Deep Domain Adversarial Adaptation for Photon-efficient Imaging

TL;DR

This paper introduces a domain adversarial adaptation method for photon-efficient LiDAR imaging, improving real-world performance by leveraging unlabeled data and addressing domain shift issues.

Contribution

It presents a novel domain adaptation approach that enhances photon-efficient imaging models' robustness to real-world conditions without requiring labeled data.

Findings

Outperforms existing methods on simulated and real data

Reduces performance degradation in realistic scenarios

Efficiently utilizes unlabeled real-world data

Abstract

Photon-efficient imaging with the single-photon light detection and ranging (LiDAR) captures the three-dimensional (3D) structure of a scene by only a few detected signal photons per pixel. However, the existing computational methods for photon-efficient imaging are pre-tuned on a restricted scenario or trained on simulated datasets.

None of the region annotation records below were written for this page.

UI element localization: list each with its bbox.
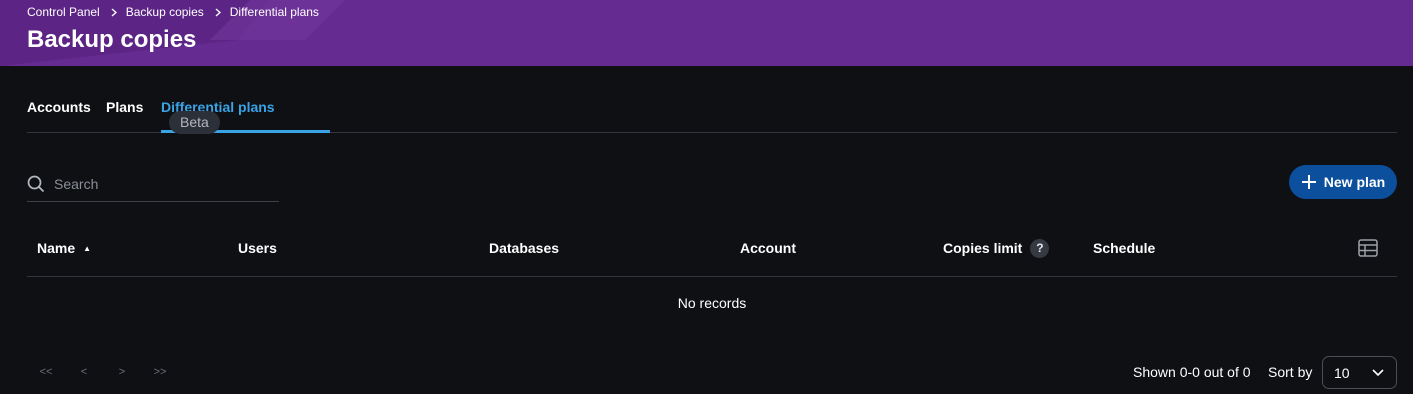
breadcrumb-control-panel[interactable]: Control Panel	[27, 5, 100, 19]
column-label: Name	[37, 240, 76, 256]
previous-page-button[interactable]: <	[65, 366, 103, 378]
empty-state: No records	[677, 295, 747, 311]
breadcrumb: Control Panel Backup copies Differential…	[27, 5, 319, 19]
sort-ascending-icon: ▲	[83, 243, 92, 253]
search-box	[27, 166, 279, 202]
column-header-account: Account	[740, 228, 796, 268]
tab-label: Accounts	[27, 99, 91, 115]
pagination: << < > >>	[27, 360, 179, 384]
first-page-button[interactable]: <<	[27, 366, 65, 378]
chevron-down-icon	[1372, 369, 1384, 377]
page-title: Backup copies	[27, 26, 197, 53]
column-header-schedule: Schedule	[1093, 228, 1155, 268]
column-label: Schedule	[1093, 240, 1156, 256]
tab-differential-plans[interactable]: Differential plansBeta	[161, 88, 330, 134]
column-header-databases: Databases	[489, 228, 559, 268]
page-size-select[interactable]: 10	[1322, 356, 1397, 389]
search-input[interactable]	[54, 175, 254, 192]
next-page-button[interactable]: >	[103, 366, 141, 378]
column-label: Account	[740, 240, 796, 256]
sort-by-label: Sort by	[1268, 364, 1313, 380]
search-icon	[27, 175, 45, 192]
column-header-users: Users	[238, 228, 277, 268]
chevron-right-icon	[111, 7, 117, 17]
beta-badge: Beta	[169, 111, 220, 134]
tab-bar: Accounts Plans Differential plansBeta	[27, 88, 1397, 134]
column-label: Copies limit	[943, 240, 1023, 256]
page-size-value: 10	[1334, 364, 1350, 381]
table-columns-icon[interactable]	[1358, 239, 1378, 257]
tab-accounts[interactable]: Accounts	[27, 88, 91, 133]
tab-plans[interactable]: Plans	[106, 88, 143, 133]
breadcrumb-backup-copies[interactable]: Backup copies	[126, 5, 204, 19]
new-plan-button[interactable]: New plan	[1289, 165, 1397, 199]
page-header: Control Panel Backup copies Differential…	[0, 0, 1413, 66]
table-header: Name ▲ Users Databases Account Copies li…	[27, 228, 1397, 277]
column-label: Users	[238, 240, 277, 256]
breadcrumb-differential-plans: Differential plans	[229, 5, 319, 19]
last-page-button[interactable]: >>	[141, 366, 179, 378]
chevron-right-icon	[215, 7, 221, 17]
column-header-copies-limit: Copies limit ?	[943, 228, 1050, 268]
records-count: Shown 0-0 out of 0	[1133, 364, 1251, 380]
new-plan-label: New plan	[1323, 174, 1386, 190]
column-label: Databases	[489, 240, 560, 256]
tab-label: Plans	[106, 99, 144, 115]
column-header-name[interactable]: Name ▲	[37, 228, 91, 268]
help-icon[interactable]: ?	[1030, 238, 1050, 258]
plus-icon	[1301, 175, 1316, 189]
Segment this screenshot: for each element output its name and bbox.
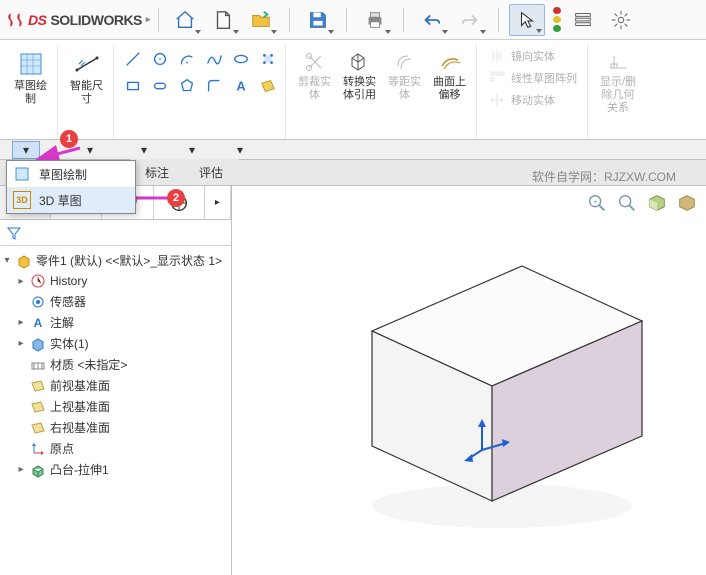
expand-icon[interactable]: ▸: [16, 317, 26, 328]
undo-button[interactable]: [414, 4, 450, 36]
part-icon: [16, 253, 32, 269]
expand-icon[interactable]: ▾: [2, 255, 12, 266]
redo-button[interactable]: [452, 4, 488, 36]
tree-history[interactable]: ▸ History: [2, 271, 229, 291]
line-tool[interactable]: [120, 46, 146, 72]
watermark-text: 软件自学网：RJZXW.COM: [532, 168, 676, 185]
tab-evaluate[interactable]: 评估: [184, 159, 238, 185]
sketch-icon: [13, 165, 31, 183]
tree-solid-bodies[interactable]: ▸ 实体(1): [2, 333, 229, 354]
section-view-button[interactable]: [644, 190, 670, 216]
ellipse-tool[interactable]: [228, 46, 254, 72]
svg-text:A: A: [236, 80, 245, 94]
origin-icon: [30, 441, 46, 457]
dim-dropdown[interactable]: ▾: [76, 141, 104, 159]
svg-text:+: +: [593, 197, 597, 206]
move-button[interactable]: 移动实体: [483, 90, 583, 110]
menu-item-sketch[interactable]: 草图绘制: [7, 161, 135, 187]
orientation-triad: [462, 415, 512, 465]
svg-text:A: A: [34, 316, 43, 330]
tree-right-plane[interactable]: 右视基准面: [2, 417, 229, 438]
ribbon: 草图绘 制 智能尺 寸 A 剪裁实 体: [0, 40, 706, 140]
extrude-icon: [30, 462, 46, 478]
circle-tool[interactable]: [147, 46, 173, 72]
home-button[interactable]: [167, 4, 203, 36]
select-button[interactable]: [509, 4, 545, 36]
solid-icon: [30, 336, 46, 352]
zoom-area-button[interactable]: [614, 190, 640, 216]
tab-annotate[interactable]: 标注: [130, 159, 184, 185]
text-tool[interactable]: A: [228, 73, 254, 99]
funnel-icon: [6, 225, 22, 241]
view-toolbar: +: [584, 190, 700, 216]
quick-access-toolbar: [167, 4, 639, 36]
convert-button[interactable]: 转换实 体引用: [337, 46, 382, 106]
spline-tool[interactable]: [201, 46, 227, 72]
new-button[interactable]: [205, 4, 241, 36]
plane-tool[interactable]: [255, 73, 281, 99]
expand-icon[interactable]: ▸: [16, 276, 26, 287]
expand-icon[interactable]: ▸: [16, 338, 26, 349]
tree-sensors[interactable]: 传感器: [2, 291, 229, 312]
offset-surface-button[interactable]: 曲面上 偏移: [427, 46, 472, 106]
tree-annotations[interactable]: ▸ A 注解: [2, 312, 229, 333]
titlebar: DS SOLIDWORKS ▸: [0, 0, 706, 40]
arc-tool[interactable]: [174, 46, 200, 72]
menu-item-3d-sketch[interactable]: 3D 3D 草图: [7, 187, 135, 213]
history-icon: [30, 273, 46, 289]
display-style-button[interactable]: [674, 190, 700, 216]
zoom-fit-button[interactable]: +: [584, 190, 610, 216]
tree-top-plane[interactable]: 上视基准面: [2, 396, 229, 417]
3d-model: [312, 236, 662, 536]
slot-tool[interactable]: [147, 73, 173, 99]
plane-icon: [30, 420, 46, 436]
grid-dropdown-3[interactable]: ▾: [226, 141, 254, 159]
tree-front-plane[interactable]: 前视基准面: [2, 375, 229, 396]
fillet-tool[interactable]: [201, 73, 227, 99]
more-tabs[interactable]: ▸: [205, 186, 231, 219]
app-logo: DS SOLIDWORKS ▸: [6, 11, 150, 29]
tree-root[interactable]: ▾ 零件1 (默认) <<默认>_显示状态 1>: [2, 250, 229, 271]
plane-icon: [30, 399, 46, 415]
sketch-button[interactable]: 草图绘 制: [8, 46, 53, 110]
annotation-badge-1: 1: [60, 130, 78, 148]
options-button[interactable]: [565, 4, 601, 36]
sketch-dropdown-menu: 草图绘制 3D 3D 草图 2: [6, 160, 136, 214]
linear-pattern-button[interactable]: 线性草图阵列: [483, 68, 583, 88]
tree-origin[interactable]: 原点: [2, 438, 229, 459]
print-button[interactable]: [357, 4, 393, 36]
feature-tree: ▾ 零件1 (默认) <<默认>_显示状态 1> ▸ History 传感器 ▸…: [0, 246, 231, 575]
plane-icon: [30, 378, 46, 394]
grid-dropdown-1[interactable]: ▾: [130, 141, 158, 159]
sketch-dropdown[interactable]: ▾: [12, 141, 40, 159]
sketch-tools-grid: A: [120, 46, 281, 99]
annotation-icon: A: [30, 315, 46, 331]
tree-extrude[interactable]: ▸ 凸台-拉伸1: [2, 459, 229, 480]
rectangle-tool[interactable]: [120, 73, 146, 99]
material-icon: [30, 357, 46, 373]
offset-entities-button[interactable]: 等距实 体: [382, 46, 427, 106]
point-tool[interactable]: [255, 46, 281, 72]
ribbon-dropdown-row: ▾ ▾ ▾ ▾ ▾ 1: [0, 140, 706, 160]
trim-button[interactable]: 剪裁实 体: [292, 46, 337, 106]
tree-filter[interactable]: [0, 220, 231, 246]
settings-button[interactable]: [603, 4, 639, 36]
open-button[interactable]: [243, 4, 279, 36]
expand-icon[interactable]: ▸: [16, 464, 26, 475]
grid-dropdown-2[interactable]: ▾: [178, 141, 206, 159]
display-relations-button[interactable]: 显示/删 除几何 关系: [594, 46, 642, 119]
3d-viewport[interactable]: +: [232, 186, 706, 575]
rebuild-indicator: [553, 7, 563, 33]
polygon-tool[interactable]: [174, 73, 200, 99]
save-button[interactable]: [300, 4, 336, 36]
main-area: ▸ ▾ 零件1 (默认) <<默认>_显示状态 1> ▸ History 传感器: [0, 186, 706, 575]
feature-manager-panel: ▸ ▾ 零件1 (默认) <<默认>_显示状态 1> ▸ History 传感器: [0, 186, 232, 575]
tree-material[interactable]: 材质 <未指定>: [2, 354, 229, 375]
sensor-icon: [30, 294, 46, 310]
annotation-badge-2: 2: [167, 189, 185, 207]
smart-dimension-button[interactable]: 智能尺 寸: [64, 46, 109, 110]
mirror-button[interactable]: 镜向实体: [483, 46, 583, 66]
3d-sketch-icon: 3D: [13, 191, 31, 209]
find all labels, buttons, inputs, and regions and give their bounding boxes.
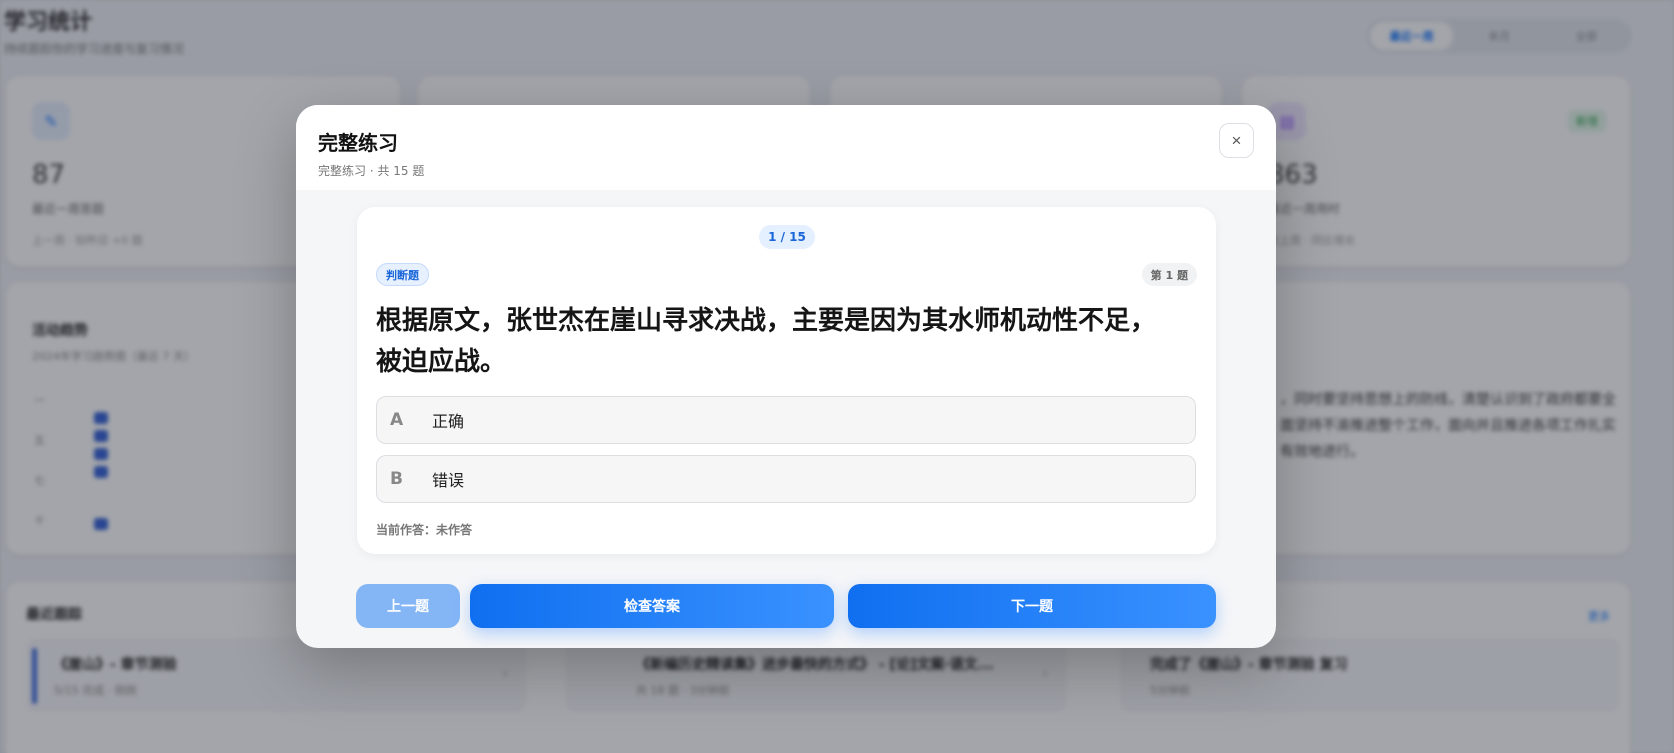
close-button[interactable]: × <box>1219 123 1254 158</box>
option-text: 正确 <box>432 412 465 431</box>
modal-title: 完整练习 <box>318 131 398 155</box>
question-text: 根据原文，张世杰在崖山寻求决战，主要是因为其水师机动性不足，被迫应战。 <box>376 306 1157 377</box>
option-letter: A <box>390 410 404 430</box>
practice-modal: 完整练习 完整练习 · 共 15 题 × 1 / 15 判断题 第 1 题 根据… <box>296 105 1276 648</box>
option-b[interactable]: B 错误 <box>376 455 1196 503</box>
close-icon: × <box>1231 130 1242 150</box>
answer-status: 当前作答：未作答 <box>376 523 473 537</box>
modal-header: 完整练习 完整练习 · 共 15 题 × <box>296 105 1276 190</box>
prev-question-button[interactable]: 上一题 <box>356 584 460 628</box>
option-text: 错误 <box>432 471 465 490</box>
modal-subtitle: 完整练习 · 共 15 题 <box>318 164 425 178</box>
next-question-button[interactable]: 下一题 <box>848 584 1216 628</box>
question-type-badge: 判断题 <box>376 263 429 286</box>
question-number-badge: 第 1 题 <box>1141 263 1197 286</box>
option-a[interactable]: A 正确 <box>376 396 1196 444</box>
option-letter: B <box>390 469 403 489</box>
question-progress: 1 / 15 <box>759 225 815 249</box>
check-answer-button[interactable]: 检查答案 <box>470 584 834 628</box>
question-card: 1 / 15 判断题 第 1 题 根据原文，张世杰在崖山寻求决战，主要是因为其水… <box>357 207 1216 554</box>
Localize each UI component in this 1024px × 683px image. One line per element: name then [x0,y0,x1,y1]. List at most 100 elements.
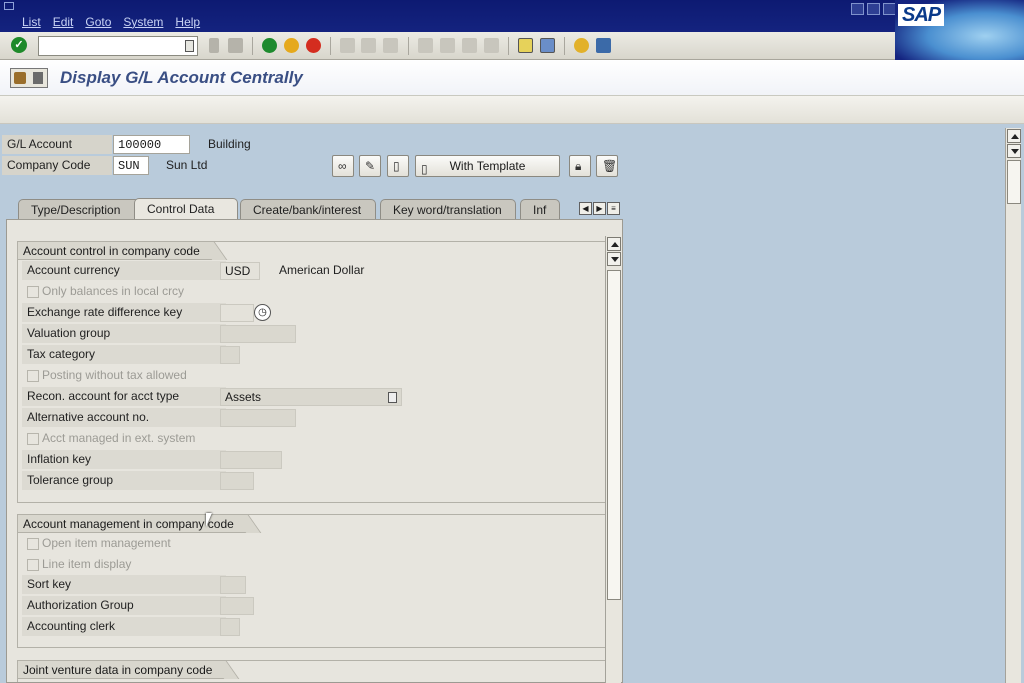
exit-icon[interactable] [284,38,299,53]
accounting-clerk-field[interactable] [220,618,240,636]
menu-bar: List Edit Goto System Help [0,0,1024,32]
lock-button[interactable]: 🔒︎ [569,155,591,177]
print-icon[interactable] [340,38,355,53]
tab-key-word-translation[interactable]: Key word/translation [380,199,516,220]
back-arrow-icon[interactable] [209,38,219,53]
panel-scroll-down-icon[interactable] [607,252,621,266]
panel-scrollbar-thumb[interactable] [607,270,621,600]
tab-scroll-left-icon[interactable]: ◀ [579,202,592,215]
with-template-button[interactable]: ▯ With Template [415,155,560,177]
last-page-icon[interactable] [484,38,499,53]
minimize-icon[interactable] [851,3,864,15]
company-code-label: Company Code [2,156,112,175]
company-code-description: Sun Ltd [166,158,208,172]
new-document-icon: ▯ [393,159,400,173]
sap-logo-text: SAP [898,4,945,26]
tab-control-data[interactable]: Control Data [134,198,238,220]
valuation-group-field[interactable] [220,325,296,343]
tab-scroll-right-icon[interactable]: ▶ [593,202,606,215]
menu-help[interactable]: Help [175,15,200,29]
gl-account-label: G/L Account [2,135,112,154]
mouse-cursor-icon [206,513,218,527]
gl-account-description: Building [208,137,251,151]
menu-list-item[interactable]: List [22,15,41,29]
authorization-group-field[interactable] [220,597,254,615]
open-item-checkbox[interactable] [27,538,39,550]
delete-button[interactable]: 🗑︎ [596,155,618,177]
alternative-account-field[interactable] [220,409,296,427]
enter-check-icon[interactable]: ✓ [11,37,27,53]
back-icon[interactable] [262,38,277,53]
panel-scroll-up-icon[interactable] [607,237,621,251]
menu-goto[interactable]: Goto [85,15,111,29]
help-icon[interactable] [574,38,589,53]
only-balances-checkbox[interactable] [27,286,39,298]
save-icon[interactable] [228,38,243,53]
first-page-icon[interactable] [418,38,433,53]
company-code-field[interactable]: SUN [113,156,149,175]
scroll-down-icon[interactable] [1007,144,1021,158]
sort-key-field[interactable] [220,576,246,594]
menu-system[interactable]: System [123,15,163,29]
inflation-key-field[interactable] [220,451,282,469]
exchange-rate-key-field[interactable] [220,304,254,322]
panel-vertical-scrollbar[interactable] [605,236,621,683]
scrollbar-thumb[interactable] [1007,160,1021,204]
dropdown-icon[interactable] [388,392,397,403]
find-icon[interactable] [361,38,376,53]
edit-button[interactable]: ✎ [359,155,381,177]
acct-managed-ext-label: Acct managed in ext. system [42,431,196,445]
scroll-up-icon[interactable] [1007,129,1021,143]
tax-category-field[interactable] [220,346,240,364]
value-help-icon[interactable]: ◷ [254,304,271,321]
glasses-display-button[interactable]: ∞ [332,155,354,177]
joint-venture-title: Joint venture data in company code [17,660,227,679]
command-field[interactable] [38,36,198,56]
previous-page-icon[interactable] [440,38,455,53]
valuation-group-label: Valuation group [22,324,226,343]
toolbar-separator [330,37,331,55]
joint-venture-group: Joint venture data in company code [17,660,608,682]
glasses-icon: ∞ [338,159,347,173]
change-display-icon[interactable] [10,68,48,88]
tab-create-bank-interest[interactable]: Create/bank/interest [240,199,376,220]
line-item-checkbox[interactable] [27,559,39,571]
account-control-title: Account control in company code [17,241,214,260]
open-item-label: Open item management [42,536,171,550]
acct-managed-ext-checkbox[interactable] [27,433,39,445]
account-currency-label: Account currency [22,261,226,280]
find-next-icon[interactable] [383,38,398,53]
next-page-icon[interactable] [462,38,477,53]
sort-key-label: Sort key [22,575,226,594]
recon-account-label: Recon. account for acct type [22,387,226,406]
page-title: Display G/L Account Centrally [60,68,303,87]
screen-vertical-scrollbar[interactable] [1005,128,1021,683]
new-session-icon[interactable] [518,38,533,53]
trash-icon: 🗑︎ [602,159,618,173]
menu-edit[interactable]: Edit [53,15,74,29]
tab-type-description[interactable]: Type/Description [18,199,140,220]
maximize-icon[interactable] [867,3,880,15]
command-dropdown-icon[interactable] [185,40,194,52]
system-menu-icon[interactable] [4,2,14,10]
recon-account-select[interactable]: Assets [220,388,402,406]
with-template-label: With Template [449,159,526,173]
tab-information[interactable]: Inf [520,199,560,220]
toolbar-separator [252,37,253,55]
gl-account-field[interactable]: 100000 [113,135,190,154]
toolbar-separator [564,37,565,55]
tolerance-group-field[interactable] [220,472,254,490]
posting-without-tax-checkbox[interactable] [27,370,39,382]
tab-list-icon[interactable]: ≡ [607,202,620,215]
create-button[interactable]: ▯ [387,155,409,177]
toolbar-separator [408,37,409,55]
application-toolbar [0,96,1024,124]
pencil-icon: ✎ [365,159,376,173]
layout-menu-icon[interactable] [596,38,611,53]
lock-icon: 🔒︎ [575,159,582,173]
cancel-icon[interactable] [306,38,321,53]
sap-logo: SAP [895,0,1024,60]
shortcut-icon[interactable] [540,38,555,53]
window-controls [851,3,896,15]
account-currency-field[interactable]: USD [220,262,260,280]
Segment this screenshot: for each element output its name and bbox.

When applied to realistic scenarios whose signal-to-background ratios (SBR) and other hardware-specific properties differ from those of the original task, the model performance often significantly deteriorates. In this paper, we present a domain adversarial adaptation design to alleviate this domain shift problem by exploiting unlabeled real-world data, with significant resource savings. This method demonstrates superior performance on simulated and real-world experiments using our home-built up-conversion single-photon imaging system, which provides an efficient approach to bypass the lack of ground-truth depth information in implementing computational imaging algorithms for realistic applications.